Although I’ve always had a strong sense of adventure, I had never considered climbing Tanzania’s Mount Kilimanjaro. After a two-year battle with breast cancer, I wasn’t in the best of physical shape and was in remission. However, after watching my sister and a close friend pass away from the illness, I was inspired to take good action for myself and to demonstrate to others that there is life after cancer.

In terms of training, I didn’t do anything. Every day I took the dog up the hill near my house. I was supposed to have a walking vacation in the French Alps, but due to unforeseen circumstances, I was unable to go. Of course, even a trip to the Alps cannot adequately prepare you for the altitude.

When I realized I had forgotten my walking boots at home, the trip got off to a horrible start. I had to exit the highway, which meant I was late for my journey to London. I purchased a new one in Manchester, but when I got to Heathrow, my luggage was gone.
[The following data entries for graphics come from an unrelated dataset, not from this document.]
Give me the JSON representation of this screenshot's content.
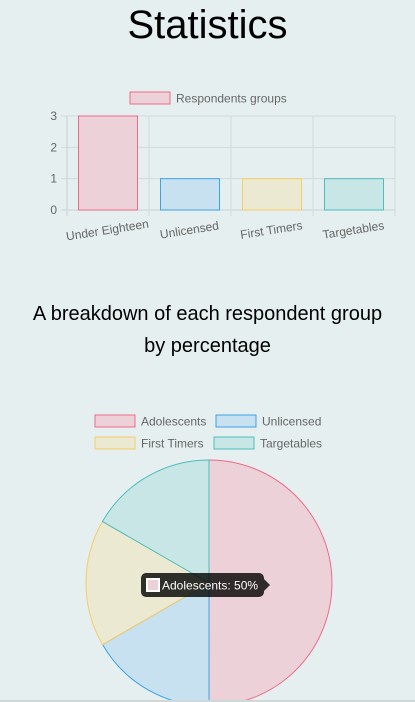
{
  "page": {
    "title": "Statistics",
    "breakdown_heading": "A breakdown of each respondent group by percentage"
  },
  "chart_data": [
    {
      "type": "bar",
      "categories": [
        "Under Eighteen",
        "Unlicensed",
        "First Timers",
        "Targetables"
      ],
      "series": [
        {
          "name": "Respondents groups",
          "values": [
            3,
            1,
            1,
            1
          ]
        }
      ],
      "title": "",
      "xlabel": "",
      "ylabel": "",
      "ylim": [
        0,
        3
      ],
      "yticks": [
        "3",
        "2",
        "1",
        "0"
      ],
      "grid": true,
      "legend": "top",
      "colors": [
        {
          "fill": "#edd1d8",
          "stroke": "#ee6b88"
        },
        {
          "fill": "#c7e1f1",
          "stroke": "#3ea2e3"
        },
        {
          "fill": "#ece9d3",
          "stroke": "#f5cd66"
        },
        {
          "fill": "#c8e6e6",
          "stroke": "#4dbdbd"
        }
      ]
    },
    {
      "type": "pie",
      "categories": [
        "Adolescents",
        "Unlicensed",
        "First Timers",
        "Targetables"
      ],
      "values": [
        50,
        16.67,
        16.67,
        16.67
      ],
      "legend": "top",
      "colors": [
        {
          "fill": "#edd1d8",
          "stroke": "#ee6b88"
        },
        {
          "fill": "#c7e1f1",
          "stroke": "#3ea2e3"
        },
        {
          "fill": "#ece9d3",
          "stroke": "#f5cd66"
        },
        {
          "fill": "#c8e6e6",
          "stroke": "#4dbdbd"
        }
      ],
      "tooltip": {
        "label": "Adolescents: 50%"
      }
    }
  ]
}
I wished for the carousel to come while I sat there feeling ill. I went to the counter for lost baggage, but they were unable to find anything. Before I learned that my suitcase had turned up in a different terminal, tears started to spring up in my eyes. I had plenty of time to get on the plane.
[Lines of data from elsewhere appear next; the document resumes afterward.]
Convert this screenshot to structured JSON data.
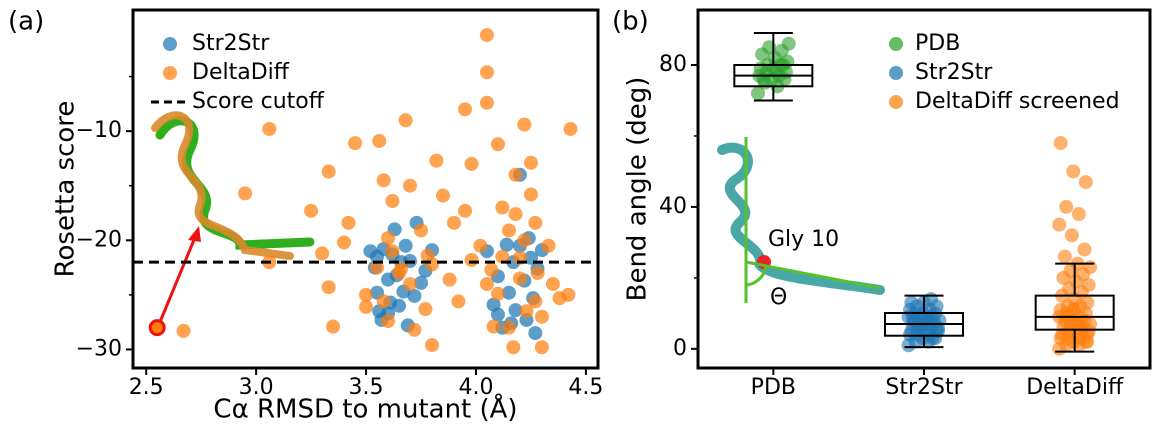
{
  "chart_data": [
    {
      "type": "scatter",
      "panel_label": "(a)",
      "x_label": "Cα RMSD to mutant (Å)",
      "y_label": "Rosetta score",
      "xlim": [
        2.44,
        4.555
      ],
      "ylim": [
        -31.7,
        1.1
      ],
      "xticks": [
        2.5,
        {
          "value": 3,
          "label": "3.0"
        },
        3.5,
        {
          "value": 4,
          "label": "4.0"
        },
        4.5
      ],
      "yticks": [
        {
          "value": -30,
          "label": "−30"
        },
        {
          "value": -20,
          "label": "−20"
        },
        {
          "value": -10,
          "label": "−10"
        }
      ],
      "yminorticks": [
        -25,
        -15,
        -5
      ],
      "cutoff": {
        "label": "Score cutoff",
        "value": -22
      },
      "highlight": {
        "x": 2.55,
        "y": -28.0
      },
      "series": [
        {
          "name": "Str2Str",
          "color": "#1f77b4",
          "x": [
            3.52,
            3.54,
            3.55,
            3.56,
            3.57,
            3.58,
            3.6,
            3.61,
            3.62,
            3.63,
            3.64,
            3.65,
            3.66,
            3.67,
            3.68,
            3.69,
            3.7,
            3.72,
            3.73,
            3.75,
            3.77,
            3.8,
            3.6,
            3.55,
            4.05,
            4.08,
            4.1,
            4.12,
            4.14,
            4.15,
            4.17,
            4.18,
            4.2,
            4.2,
            4.22,
            4.23,
            4.25,
            4.26,
            4.28,
            4.3,
            4.16,
            4.24,
            4.1,
            4.27
          ],
          "y": [
            -21.0,
            -22.5,
            -24.8,
            -26.5,
            -27.3,
            -20.8,
            -23.6,
            -25.7,
            -21.3,
            -19.0,
            -23.2,
            -26.0,
            -22.0,
            -24.7,
            -20.5,
            -27.8,
            -21.9,
            -25.1,
            -18.4,
            -23.9,
            -22.8,
            -20.9,
            -26.7,
            -21.5,
            -21.0,
            -25.9,
            -23.3,
            -28.0,
            -20.4,
            -24.8,
            -22.0,
            -26.4,
            -14.0,
            -20.5,
            -23.7,
            -27.3,
            -21.6,
            -25.3,
            -22.6,
            -20.9,
            -27.6,
            -19.8,
            -26.8,
            -28.5
          ]
        },
        {
          "name": "DeltaDiff",
          "color": "#ff7f0e",
          "x": [
            2.67,
            3.06,
            2.95,
            3.06,
            3.25,
            3.3,
            3.33,
            3.33,
            3.35,
            3.4,
            3.42,
            3.45,
            3.5,
            3.56,
            3.58,
            3.6,
            3.62,
            3.65,
            3.7,
            3.72,
            3.75,
            3.78,
            3.8,
            3.82,
            3.85,
            3.88,
            3.9,
            3.92,
            3.95,
            3.98,
            4.02,
            4.05,
            4.05,
            4.05,
            4.07,
            4.1,
            4.1,
            4.12,
            4.15,
            4.18,
            4.2,
            4.22,
            4.23,
            4.25,
            4.27,
            4.28,
            4.3,
            4.33,
            4.38,
            4.43,
            4.42,
            4.25,
            4.18,
            4.08,
            3.95,
            3.68,
            3.55,
            3.5,
            3.6,
            3.7,
            3.77,
            3.62,
            4.12,
            4.2,
            4.27,
            4.15,
            4.3,
            4.22,
            3.98,
            3.58,
            3.66,
            3.8,
            4.05,
            4.35,
            4.17
          ],
          "y": [
            -28.3,
            -9.8,
            -15.7,
            -22.0,
            -17.3,
            -21.2,
            -13.7,
            -24.3,
            -27.9,
            -20.2,
            -18.4,
            -11.1,
            -26.1,
            -10.9,
            -14.5,
            -19.8,
            -16.4,
            -23.0,
            -15.0,
            -28.2,
            -19.1,
            -21.4,
            -29.6,
            -12.7,
            -15.9,
            -23.6,
            -18.4,
            -25.6,
            -17.3,
            -13.0,
            -20.5,
            -1.2,
            -4.6,
            -7.4,
            -22.7,
            -11.2,
            -24.9,
            -17.0,
            -19.1,
            -14.0,
            -21.6,
            -9.4,
            -26.5,
            -12.9,
            -18.4,
            -23.0,
            -29.8,
            -20.5,
            -25.3,
            -9.8,
            -25.0,
            -15.8,
            -17.6,
            -27.9,
            -8.0,
            -9.0,
            -22.5,
            -25.0,
            -27.4,
            -24.0,
            -26.3,
            -21.0,
            -21.5,
            -23.5,
            -25.6,
            -28.0,
            -27.0,
            -20.0,
            -21.8,
            -25.6,
            -22.6,
            -22.2,
            -24.0,
            -24.0,
            -29.8
          ]
        }
      ]
    },
    {
      "type": "box",
      "panel_label": "(b)",
      "y_label": "Bend angle (deg)",
      "categories": [
        "PDB",
        "Str2Str",
        "DeltaDiff"
      ],
      "ylim": [
        -5.4,
        95.5
      ],
      "yticks": [
        0,
        40,
        80
      ],
      "yminorticks": [
        20,
        60
      ],
      "annotations": [
        "Gly 10",
        "Θ"
      ],
      "boxes": [
        {
          "whislo": 70,
          "q1": 74,
          "med": 77,
          "q3": 80,
          "whishi": 89
        },
        {
          "whislo": 0.5,
          "q1": 3.7,
          "med": 7,
          "q3": 10.1,
          "whishi": 15
        },
        {
          "whislo": -0.8,
          "q1": 5.4,
          "med": 9,
          "q3": 15,
          "whishi": 24
        }
      ],
      "series": [
        {
          "name": "PDB",
          "color": "#2ca02c",
          "values": [
            72,
            74,
            75,
            76,
            76,
            77,
            77,
            78,
            78,
            79,
            79,
            80,
            80,
            81,
            82,
            83,
            84,
            85,
            86,
            78,
            76,
            80
          ]
        },
        {
          "name": "Str2Str",
          "color": "#1f77b4",
          "values": [
            1,
            2,
            2,
            3,
            3,
            4,
            4,
            4,
            5,
            5,
            5,
            6,
            6,
            6,
            7,
            7,
            7,
            7,
            8,
            8,
            8,
            8,
            9,
            9,
            9,
            10,
            10,
            10,
            11,
            11,
            12,
            12,
            13,
            13,
            14,
            6,
            5,
            7,
            9,
            3
          ]
        },
        {
          "name": "DeltaDiff screened",
          "color": "#ff7f0e",
          "values": [
            0,
            1,
            1,
            2,
            2,
            3,
            3,
            3,
            4,
            4,
            4,
            5,
            5,
            5,
            6,
            6,
            6,
            7,
            7,
            7,
            8,
            8,
            8,
            9,
            9,
            10,
            10,
            11,
            11,
            12,
            12,
            13,
            14,
            15,
            16,
            17,
            18,
            19,
            20,
            21,
            22,
            23,
            24,
            26,
            28,
            32,
            35,
            38,
            40,
            47,
            50,
            58,
            6,
            9,
            2,
            11
          ]
        }
      ]
    }
  ]
}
My seat was upright when I slept off just before takeoff, and I awoke feeling crippled. Every bone in my body was aching before I had even begun the adventure.

We took a minibus to Kilimanjaro the following morning. The mountain was magnificent in the sunshine, with what I assumed to be snow on top. It protruded far above the clouds and appeared much larger than in images.
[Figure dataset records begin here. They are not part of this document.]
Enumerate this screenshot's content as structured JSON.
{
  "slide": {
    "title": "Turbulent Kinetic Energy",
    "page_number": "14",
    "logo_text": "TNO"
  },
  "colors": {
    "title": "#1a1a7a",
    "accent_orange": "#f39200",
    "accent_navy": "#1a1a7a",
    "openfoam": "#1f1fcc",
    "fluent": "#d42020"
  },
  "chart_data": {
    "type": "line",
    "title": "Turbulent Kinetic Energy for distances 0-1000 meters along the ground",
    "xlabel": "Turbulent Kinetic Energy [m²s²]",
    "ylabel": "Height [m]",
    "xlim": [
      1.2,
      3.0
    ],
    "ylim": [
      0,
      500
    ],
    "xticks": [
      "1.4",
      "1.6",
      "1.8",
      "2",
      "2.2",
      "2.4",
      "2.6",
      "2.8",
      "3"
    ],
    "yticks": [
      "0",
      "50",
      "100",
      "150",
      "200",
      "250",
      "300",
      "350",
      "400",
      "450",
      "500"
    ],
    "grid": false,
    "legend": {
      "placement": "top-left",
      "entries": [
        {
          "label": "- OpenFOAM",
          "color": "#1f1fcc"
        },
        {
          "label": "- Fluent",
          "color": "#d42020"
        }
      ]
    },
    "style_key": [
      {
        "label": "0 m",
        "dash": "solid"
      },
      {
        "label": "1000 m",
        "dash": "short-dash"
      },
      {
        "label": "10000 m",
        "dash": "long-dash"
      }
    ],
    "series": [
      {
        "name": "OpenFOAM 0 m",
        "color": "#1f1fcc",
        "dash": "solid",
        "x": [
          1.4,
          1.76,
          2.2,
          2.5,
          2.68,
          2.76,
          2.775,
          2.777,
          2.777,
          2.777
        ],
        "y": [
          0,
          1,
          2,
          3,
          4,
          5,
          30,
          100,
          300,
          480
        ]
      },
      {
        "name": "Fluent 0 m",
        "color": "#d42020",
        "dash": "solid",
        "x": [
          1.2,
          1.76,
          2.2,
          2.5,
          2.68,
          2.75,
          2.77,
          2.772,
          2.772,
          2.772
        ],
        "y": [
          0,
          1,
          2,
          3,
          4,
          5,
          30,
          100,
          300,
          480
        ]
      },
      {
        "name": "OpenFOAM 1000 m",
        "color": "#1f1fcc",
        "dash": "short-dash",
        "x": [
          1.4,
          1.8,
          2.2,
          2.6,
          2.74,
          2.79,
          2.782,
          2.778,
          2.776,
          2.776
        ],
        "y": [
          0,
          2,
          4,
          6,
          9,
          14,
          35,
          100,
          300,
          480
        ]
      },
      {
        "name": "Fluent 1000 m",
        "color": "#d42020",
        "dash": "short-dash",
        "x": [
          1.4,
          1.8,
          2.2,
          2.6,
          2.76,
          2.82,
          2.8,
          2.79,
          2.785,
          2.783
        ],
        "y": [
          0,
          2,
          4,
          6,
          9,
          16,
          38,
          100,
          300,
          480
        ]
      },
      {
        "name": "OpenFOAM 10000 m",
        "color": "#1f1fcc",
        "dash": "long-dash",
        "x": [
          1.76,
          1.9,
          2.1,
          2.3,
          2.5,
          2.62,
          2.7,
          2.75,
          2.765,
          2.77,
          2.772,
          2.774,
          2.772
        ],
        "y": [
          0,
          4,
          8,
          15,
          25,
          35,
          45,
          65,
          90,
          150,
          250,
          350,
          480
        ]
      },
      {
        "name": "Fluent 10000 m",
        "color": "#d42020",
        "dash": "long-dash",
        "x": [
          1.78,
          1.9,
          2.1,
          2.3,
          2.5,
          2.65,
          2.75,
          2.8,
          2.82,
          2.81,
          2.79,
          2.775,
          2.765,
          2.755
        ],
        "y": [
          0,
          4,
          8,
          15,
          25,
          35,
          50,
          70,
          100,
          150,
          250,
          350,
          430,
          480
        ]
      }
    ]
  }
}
The entire ascent took seven days. It was quite difficult. Every stride I saw other people take while suffering from altitude sickness made me remember my own chemotherapy treatment. Each step required a battle. The water in my bottle froze because it was so chilly. I started having delusions. I can still picture a swimming pool with steam rising from the water’s surface. If I could just get in there and warm up, I thought. However, there was no swimming pool there because we were on a 45-degree slope. Then I spotted a couple Alpine cottages with blazing fireplaces and red-checkered curtains. It was so chilly that we could only stop for a few minutes at a time.

The guide had to kick one individual to wake him up after he dozed off.

When we were getting close to the top, we hiked during the day, rested for a while, and then ascended at night when it was easier to climb due to the frozen volcanic dust. We were all exhausted and shivering at that height. I kept telling myself that when the sun rose, I would be warm. It was really challenging to do things like inflate an air mattress. I eventually abandoned my and slept on some rocks. We had to restart, and all I had to do was put one foot in front of the other. My boots were disintegrating at this point.

One sole was loose and the other was hanging by a thread despite the fact that they had been taped together. The unfortunate man had diarrhoea. He had to leave the line while we were moving in order for him to get his act together before continuing. We were totally absorbed in our work.

From Stella Point, I was blessed with the most stunning sunrise, following which I went along the crater rim to Uhuru Peak, which is located at a height of 5,985 metres. I couldn’t be bothered to snap a picture because I was so exhausted. Fortunately, our guides encouraged us to stand in front of the sign and snap a picture for historical records.

Standing there amongst others who had all made the journey for various reasons made me feel quite humbled. I’ll never forget that as long as I live because it was such a great challenge. I’m overjoyed to have made it to the top; the important things in life are the breath-taking moments.

My outlook on many things has changed as a result of the cancer. I feel like I can accomplish anything I set my mind to after overcoming it and climbing Mount Kilimanjaro.